Hi! I hope any and all holidays you celebrate were fun and festive. If you’re somewhere in the college application process, I hope it’s going well. And congratulations if you were accepted to Carleton Early Decision!
Classes for our winter term begin today, so people are in a flurry of buying books, greeting long lost friends, and making pretty paltry snow angels. There’s not a lot of snow here (hopefully) yet, but landing on Monday was still pretty cool because at least a lot of the roofs were covered. I very vividly remember coming back in January of freshman year and feeling like I had stepped onto another planet.
I’ve been thinking a lot about friendships over the past few days. Over break, I saw some of my friends from high school, which was really fun, as was greeting people at Carleton, especially those who just got back from studying abroad. One of the things that struck me as really interesting was how my friendships have evolved since I’ve been at college, and the differences almost inherent in college social life.
In high school, you (usually) don’t get to live with your friends. I started sharing a room for the first time when I was 18, but oddly find it a little hard now to go back to not having someone else’s alarm clock go off five days a week. But even if you don’t live with a roommate, in college you see your friends everywhere. The dining hall, the bathroom: these places that used to be just parts of your house now contain a bunch of other awesome people who are your age.
That being said, I usually had more classes with my friends in high school. Although the more time I’ve been at Carleton, the more frequently I know people in my classes, we sort of end up in classes together from time to time. Don’t get me wrong; I loved having classes with friends in high school and it’s still a really pleasant surprise when someone I’m in a course with someone I know well. It’s also fun to meet people in class, and Carleton definitely fosters that (no, not through passing notes—I meant, like, via group work and the "being nice" thing). The fact that most of my friends aren’t in my classes is great because it leads to a lot of diversity in perspective. So does the fact that we’re not all from the same town. I think some of the best conversations are those formed of both ideas and experience; it seems colleges foster this really well.
I find that I really know my college friends on their own terms. Although there are several sets of siblings at Carleton, when you meet people, you usually don’t know anything about their background or family. I know a lot of my friends at home because our parents or siblings were friends first. One of the really great things that’s happened in the past year or so is I’ve gotten the chance to get to know my college friends families a little bit, and that’s been fantastic. But it’s also definitely exciting to feel like at college you can represent (hopefully) the best of your family while still truly, inherently, being your own person. And friends here definitely become a make-shift family. At college, you eat dinner with your friends every night. Weekend mornings, you’re with your friends. When you’re stressed or sad or upset, it’s your friends that are there.
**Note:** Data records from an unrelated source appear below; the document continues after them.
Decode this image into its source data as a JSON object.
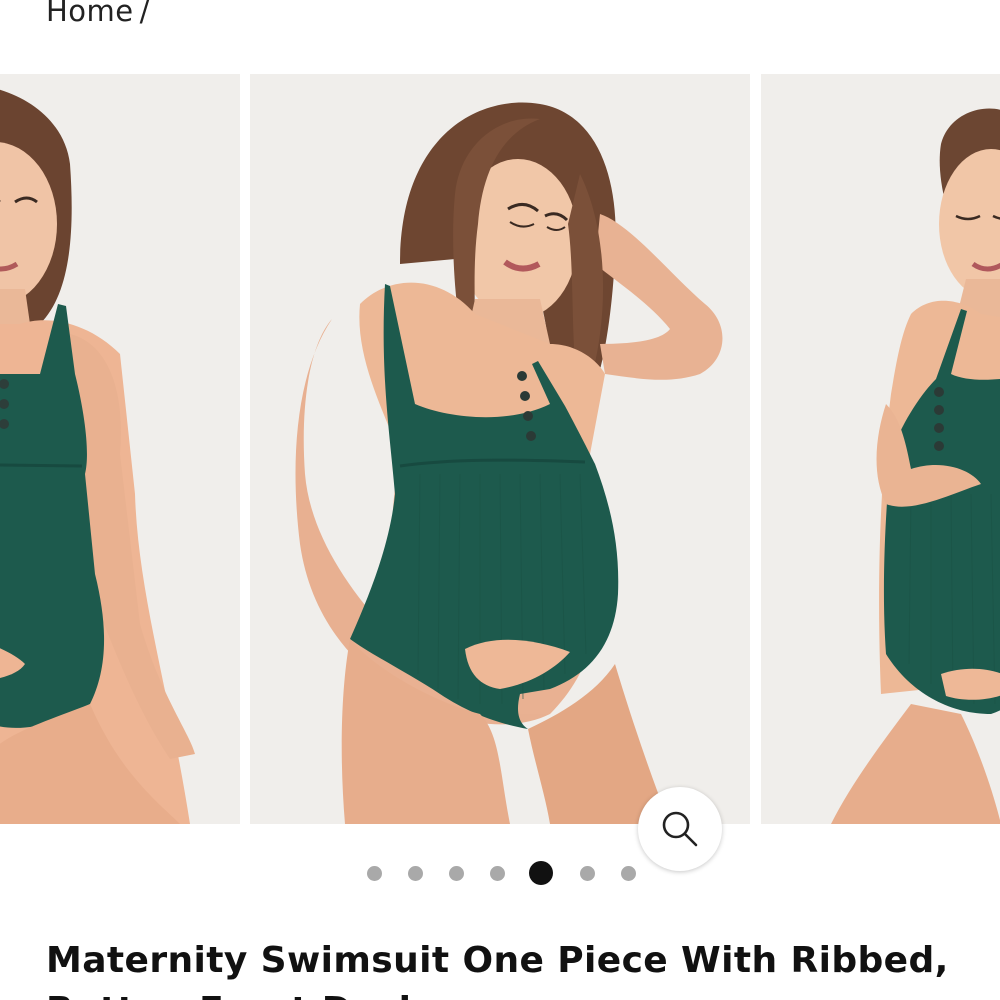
{
  "breadcrumb": {
    "home_label": "Home",
    "separator": "/"
  },
  "gallery": {
    "background_color": "#f0eeeb",
    "swimsuit_color": "#1d5a4d",
    "slides": [
      {
        "position": "previous"
      },
      {
        "position": "current"
      },
      {
        "position": "next"
      }
    ],
    "zoom_icon": "magnifier-icon",
    "pagination": {
      "count": 7,
      "active_index": 4,
      "active_color": "#111111",
      "inactive_color": "#a9a9a9"
    }
  },
  "product": {
    "title": "Maternity Swimsuit One Piece With Ribbed, Button Front Design"
  }
}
The really cool thing that seems to happen with college friends and high school friends is a kind of socialization on both ends. I now feel much more comfortable spending a lot of time with my friends at home because I’ve sort of learned how to be with people a lot. And my college friends and I have found that adding family into the mix is really easy, because we know each other really well. It seems that college friendships especially are based on the idea of the person you are and the person you want to be—after that sort of clicks, accepting someone for who they’ve been and where they come from seems pretty obvious.
I’m looking forward to a lot of things this term, from classes to clubs to food to primaries. But probably I’m excited most to share it with other people I really like.
So: Happy 2012! I think it’s going to be a good one.